A messy business, murder

June 30, 1993
Issue 

Benny's Video
Directed by Michael Haneke (Austria, 1992)
With Arno Frisch, Angela Winkler
Premiered in Australia at the 42nd Melbourne International Film Festival
Reviewed by Margarita Windisch

Benny's Video is the second part of a trilogy by German-born director Michael Haneke, exploring the increasing emotional sanitisation of Austrian society.

More than a look at the effects of video violence, the film is a distressing insight into capitalist society in which reality is progressively distorted and replaced by the ever-expanding influence of sensational cinema and videos, leaving the viewer without space to form opinions or to extend the boundaries of experience and imagination.

Benny is a young teenager living with his rich parents in Vienna. The BMW is shiny, the apartment clean and sterile. Everything is stored away, including feelings.
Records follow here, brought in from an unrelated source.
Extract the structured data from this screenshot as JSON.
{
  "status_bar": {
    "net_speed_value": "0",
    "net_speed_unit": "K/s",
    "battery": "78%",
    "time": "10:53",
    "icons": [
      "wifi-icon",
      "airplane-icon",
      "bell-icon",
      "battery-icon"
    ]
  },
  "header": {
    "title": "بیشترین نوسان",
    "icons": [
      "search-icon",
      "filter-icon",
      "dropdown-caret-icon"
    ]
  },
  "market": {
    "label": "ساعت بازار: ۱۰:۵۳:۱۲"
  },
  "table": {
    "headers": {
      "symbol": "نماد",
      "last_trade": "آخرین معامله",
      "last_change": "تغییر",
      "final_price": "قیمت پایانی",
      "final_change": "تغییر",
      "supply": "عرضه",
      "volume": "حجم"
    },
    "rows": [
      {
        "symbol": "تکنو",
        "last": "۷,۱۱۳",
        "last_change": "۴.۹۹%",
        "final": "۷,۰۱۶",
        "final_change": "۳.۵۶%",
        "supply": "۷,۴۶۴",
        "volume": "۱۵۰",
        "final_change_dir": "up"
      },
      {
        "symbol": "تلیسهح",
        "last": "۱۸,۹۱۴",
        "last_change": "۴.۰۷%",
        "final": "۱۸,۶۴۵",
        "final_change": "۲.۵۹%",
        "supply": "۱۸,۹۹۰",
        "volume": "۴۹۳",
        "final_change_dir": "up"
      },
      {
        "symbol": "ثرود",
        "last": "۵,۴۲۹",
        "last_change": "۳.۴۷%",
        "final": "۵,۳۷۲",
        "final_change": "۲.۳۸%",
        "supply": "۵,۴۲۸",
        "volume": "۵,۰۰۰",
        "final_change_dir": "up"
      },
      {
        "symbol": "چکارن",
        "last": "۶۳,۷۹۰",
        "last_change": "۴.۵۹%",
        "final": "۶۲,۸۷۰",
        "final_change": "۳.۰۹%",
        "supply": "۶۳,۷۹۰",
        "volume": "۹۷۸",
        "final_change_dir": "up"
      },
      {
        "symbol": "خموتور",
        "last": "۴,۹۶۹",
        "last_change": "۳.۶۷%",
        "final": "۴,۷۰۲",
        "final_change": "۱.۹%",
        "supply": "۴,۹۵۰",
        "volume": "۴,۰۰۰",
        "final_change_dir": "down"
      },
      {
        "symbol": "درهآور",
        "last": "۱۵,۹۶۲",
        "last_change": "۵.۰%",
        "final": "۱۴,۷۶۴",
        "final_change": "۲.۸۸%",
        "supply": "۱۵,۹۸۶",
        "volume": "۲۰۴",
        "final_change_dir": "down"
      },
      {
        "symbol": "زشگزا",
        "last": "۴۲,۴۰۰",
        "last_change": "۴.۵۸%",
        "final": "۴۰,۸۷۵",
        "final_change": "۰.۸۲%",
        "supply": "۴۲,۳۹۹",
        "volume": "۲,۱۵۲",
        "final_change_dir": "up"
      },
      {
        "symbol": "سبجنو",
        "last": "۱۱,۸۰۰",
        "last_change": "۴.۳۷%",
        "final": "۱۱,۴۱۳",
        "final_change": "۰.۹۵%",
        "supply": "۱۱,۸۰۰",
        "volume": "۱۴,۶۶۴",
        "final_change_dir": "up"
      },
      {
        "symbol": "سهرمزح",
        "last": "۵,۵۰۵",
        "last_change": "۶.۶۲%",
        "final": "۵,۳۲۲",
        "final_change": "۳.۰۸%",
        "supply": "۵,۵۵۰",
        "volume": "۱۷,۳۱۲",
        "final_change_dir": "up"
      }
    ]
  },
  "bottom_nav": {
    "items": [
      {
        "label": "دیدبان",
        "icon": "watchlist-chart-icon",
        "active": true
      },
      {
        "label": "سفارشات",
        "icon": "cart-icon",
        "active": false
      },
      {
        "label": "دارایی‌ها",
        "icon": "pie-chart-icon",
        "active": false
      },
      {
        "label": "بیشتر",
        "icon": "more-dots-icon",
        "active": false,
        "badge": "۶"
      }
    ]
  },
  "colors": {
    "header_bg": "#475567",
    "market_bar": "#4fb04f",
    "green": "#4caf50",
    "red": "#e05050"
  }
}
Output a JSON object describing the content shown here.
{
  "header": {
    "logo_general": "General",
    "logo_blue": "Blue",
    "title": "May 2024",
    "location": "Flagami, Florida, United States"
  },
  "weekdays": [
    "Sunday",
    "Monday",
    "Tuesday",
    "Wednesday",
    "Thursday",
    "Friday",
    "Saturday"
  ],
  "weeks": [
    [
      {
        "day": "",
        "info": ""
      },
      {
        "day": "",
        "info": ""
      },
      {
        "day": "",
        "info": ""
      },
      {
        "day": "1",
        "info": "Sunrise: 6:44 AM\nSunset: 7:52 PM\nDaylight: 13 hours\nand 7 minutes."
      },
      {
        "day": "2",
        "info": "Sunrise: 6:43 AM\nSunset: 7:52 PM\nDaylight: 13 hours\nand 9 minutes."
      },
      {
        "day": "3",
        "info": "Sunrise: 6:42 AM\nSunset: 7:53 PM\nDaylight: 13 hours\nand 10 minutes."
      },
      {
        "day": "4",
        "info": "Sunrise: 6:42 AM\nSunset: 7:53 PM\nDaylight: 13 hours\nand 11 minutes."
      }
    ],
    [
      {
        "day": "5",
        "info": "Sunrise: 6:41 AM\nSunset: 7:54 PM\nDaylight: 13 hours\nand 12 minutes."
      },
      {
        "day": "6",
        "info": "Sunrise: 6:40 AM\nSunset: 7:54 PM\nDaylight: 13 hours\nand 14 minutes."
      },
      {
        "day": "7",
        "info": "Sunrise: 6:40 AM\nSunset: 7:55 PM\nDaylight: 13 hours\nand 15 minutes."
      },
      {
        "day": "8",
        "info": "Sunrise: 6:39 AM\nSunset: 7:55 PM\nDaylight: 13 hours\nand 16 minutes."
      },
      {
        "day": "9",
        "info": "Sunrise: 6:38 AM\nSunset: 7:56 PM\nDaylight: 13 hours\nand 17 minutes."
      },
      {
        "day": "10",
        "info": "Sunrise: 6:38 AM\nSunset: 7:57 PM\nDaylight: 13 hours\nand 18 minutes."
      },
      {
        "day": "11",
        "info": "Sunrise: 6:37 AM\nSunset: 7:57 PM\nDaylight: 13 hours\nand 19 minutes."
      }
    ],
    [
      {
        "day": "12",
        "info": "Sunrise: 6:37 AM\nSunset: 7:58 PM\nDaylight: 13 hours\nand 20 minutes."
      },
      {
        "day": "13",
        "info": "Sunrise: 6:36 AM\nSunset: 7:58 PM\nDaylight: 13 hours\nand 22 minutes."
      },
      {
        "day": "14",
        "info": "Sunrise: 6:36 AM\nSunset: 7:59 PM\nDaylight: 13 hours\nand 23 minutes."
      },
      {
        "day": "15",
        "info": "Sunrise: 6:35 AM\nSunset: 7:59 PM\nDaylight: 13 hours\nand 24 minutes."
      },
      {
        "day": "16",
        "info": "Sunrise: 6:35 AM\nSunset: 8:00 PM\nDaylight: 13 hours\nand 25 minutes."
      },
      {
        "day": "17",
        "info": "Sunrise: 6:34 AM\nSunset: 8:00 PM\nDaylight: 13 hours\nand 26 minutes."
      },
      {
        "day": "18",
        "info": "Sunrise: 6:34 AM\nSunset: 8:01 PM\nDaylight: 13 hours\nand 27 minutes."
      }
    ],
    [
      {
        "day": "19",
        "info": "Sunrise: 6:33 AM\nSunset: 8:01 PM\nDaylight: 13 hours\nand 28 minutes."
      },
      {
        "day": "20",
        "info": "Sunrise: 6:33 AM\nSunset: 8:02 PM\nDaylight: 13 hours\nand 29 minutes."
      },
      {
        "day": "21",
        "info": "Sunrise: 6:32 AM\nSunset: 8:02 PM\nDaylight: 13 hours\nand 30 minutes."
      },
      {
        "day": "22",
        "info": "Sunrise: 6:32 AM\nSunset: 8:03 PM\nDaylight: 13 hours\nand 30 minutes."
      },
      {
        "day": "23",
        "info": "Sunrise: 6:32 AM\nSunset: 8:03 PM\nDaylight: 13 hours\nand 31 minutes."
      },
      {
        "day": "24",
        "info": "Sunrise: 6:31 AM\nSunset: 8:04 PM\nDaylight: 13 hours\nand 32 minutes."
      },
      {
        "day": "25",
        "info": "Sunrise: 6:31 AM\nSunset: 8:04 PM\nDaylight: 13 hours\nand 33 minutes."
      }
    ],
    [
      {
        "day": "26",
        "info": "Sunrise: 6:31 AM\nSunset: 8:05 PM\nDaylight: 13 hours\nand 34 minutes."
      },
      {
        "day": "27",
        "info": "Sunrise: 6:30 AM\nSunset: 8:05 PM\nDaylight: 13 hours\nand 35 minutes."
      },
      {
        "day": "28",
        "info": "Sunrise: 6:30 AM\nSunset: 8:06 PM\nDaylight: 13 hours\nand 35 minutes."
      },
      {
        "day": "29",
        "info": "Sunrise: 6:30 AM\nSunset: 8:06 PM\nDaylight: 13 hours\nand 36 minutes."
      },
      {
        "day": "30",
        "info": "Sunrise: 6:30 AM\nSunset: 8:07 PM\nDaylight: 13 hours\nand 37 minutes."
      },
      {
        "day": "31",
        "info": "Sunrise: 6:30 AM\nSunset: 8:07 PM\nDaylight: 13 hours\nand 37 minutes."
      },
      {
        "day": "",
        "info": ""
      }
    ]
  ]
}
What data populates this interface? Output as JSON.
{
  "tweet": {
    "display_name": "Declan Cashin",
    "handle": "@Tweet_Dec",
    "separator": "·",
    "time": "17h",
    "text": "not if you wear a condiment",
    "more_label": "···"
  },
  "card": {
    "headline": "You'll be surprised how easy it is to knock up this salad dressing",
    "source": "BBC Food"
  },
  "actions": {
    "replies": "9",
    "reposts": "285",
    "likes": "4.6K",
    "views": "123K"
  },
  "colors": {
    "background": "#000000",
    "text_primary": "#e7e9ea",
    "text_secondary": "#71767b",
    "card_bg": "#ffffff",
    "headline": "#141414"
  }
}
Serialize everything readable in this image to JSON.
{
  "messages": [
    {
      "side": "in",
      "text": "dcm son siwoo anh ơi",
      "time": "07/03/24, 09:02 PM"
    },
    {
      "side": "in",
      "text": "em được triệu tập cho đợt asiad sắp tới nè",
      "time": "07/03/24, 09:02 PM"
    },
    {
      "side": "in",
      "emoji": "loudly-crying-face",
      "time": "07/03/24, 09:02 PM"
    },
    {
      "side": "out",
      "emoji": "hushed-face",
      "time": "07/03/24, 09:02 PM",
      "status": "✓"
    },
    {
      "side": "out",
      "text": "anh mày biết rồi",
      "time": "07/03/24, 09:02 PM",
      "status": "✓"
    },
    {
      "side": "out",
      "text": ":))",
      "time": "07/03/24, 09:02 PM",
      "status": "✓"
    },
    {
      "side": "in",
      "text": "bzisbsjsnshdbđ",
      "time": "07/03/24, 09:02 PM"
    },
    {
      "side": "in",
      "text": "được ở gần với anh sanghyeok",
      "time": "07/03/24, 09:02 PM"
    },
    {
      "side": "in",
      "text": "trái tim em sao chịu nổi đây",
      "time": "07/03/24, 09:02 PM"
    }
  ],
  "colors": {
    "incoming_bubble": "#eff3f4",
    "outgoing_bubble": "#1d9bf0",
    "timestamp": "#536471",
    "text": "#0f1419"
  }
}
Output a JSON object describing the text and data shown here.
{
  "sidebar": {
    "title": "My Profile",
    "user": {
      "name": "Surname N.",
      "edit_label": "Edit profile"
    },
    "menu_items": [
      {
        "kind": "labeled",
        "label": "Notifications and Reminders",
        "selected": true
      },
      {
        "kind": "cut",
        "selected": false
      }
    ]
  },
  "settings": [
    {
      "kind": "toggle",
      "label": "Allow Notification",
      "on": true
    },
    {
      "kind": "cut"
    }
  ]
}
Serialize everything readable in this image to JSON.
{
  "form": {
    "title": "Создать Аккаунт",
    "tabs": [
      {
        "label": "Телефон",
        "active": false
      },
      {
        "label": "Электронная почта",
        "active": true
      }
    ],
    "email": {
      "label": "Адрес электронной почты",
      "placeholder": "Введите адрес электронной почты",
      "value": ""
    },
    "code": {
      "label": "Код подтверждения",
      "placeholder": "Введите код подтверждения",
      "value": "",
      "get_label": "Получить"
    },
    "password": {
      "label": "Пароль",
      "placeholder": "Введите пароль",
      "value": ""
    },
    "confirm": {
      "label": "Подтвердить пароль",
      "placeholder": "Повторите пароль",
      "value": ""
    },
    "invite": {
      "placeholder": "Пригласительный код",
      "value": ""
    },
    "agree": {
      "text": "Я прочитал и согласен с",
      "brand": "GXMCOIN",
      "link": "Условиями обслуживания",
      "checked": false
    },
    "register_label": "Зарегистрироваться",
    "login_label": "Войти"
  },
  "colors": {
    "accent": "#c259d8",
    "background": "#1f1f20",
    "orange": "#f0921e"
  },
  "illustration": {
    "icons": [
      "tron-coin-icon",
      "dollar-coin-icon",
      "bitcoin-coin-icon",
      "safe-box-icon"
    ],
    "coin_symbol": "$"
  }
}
Benny, although intelligent, is totally alienated and removed from reality. His fascination with videos, especially violent ones, becomes apparent. Reality exists only through the lens of a camera, and the camera is ever present.

One day Benny meets a girl his age in the video shop, and they spend a shy afternoon together in the empty apartment, until Benny encourages the girl to shoot him with a stolen abattoir gun. She can't do it so he shoots her. He is more concerned with the blood messing up the clean floor than with the actual murder. And he films it all.

Benny's parents are now confronted with the dead body of an unknown girl in their closet. There is no terror on the faces, no fear in their eyes — no emotions visible at all. For the family, the murder is a nuisance and a tarnish on the picture of the perfect bourgeois family. The parents have to make choices, and it all happens in the most controlled manner.

In the meantime, the camera keeps rolling. Although the parents get rid of the body and keep the murder secret to "help" their son, Benny turns them in to the police. And it doesn't even seem strange.

The film is not explicitly violent but deals very cleverly with a lot of subtle violence. It is a chilling statement with an emotionally cold and hostile landscape and no easy answers.

Benny's Video doesn't fall into the trap of depicting violent videos as the epitome of everything that is going wrong. It is more a warning of an increasingly alienated and decayed society.

The film is straightforward, the camera brutally honest and the alienation of the protagonists very real and scary. This is a courageous effort to go beyond scratching surfaces and offering answers full of moralistic and erroneous assumptions. It is also a challenge to the conventional consent-manufacturing media and western society as a whole.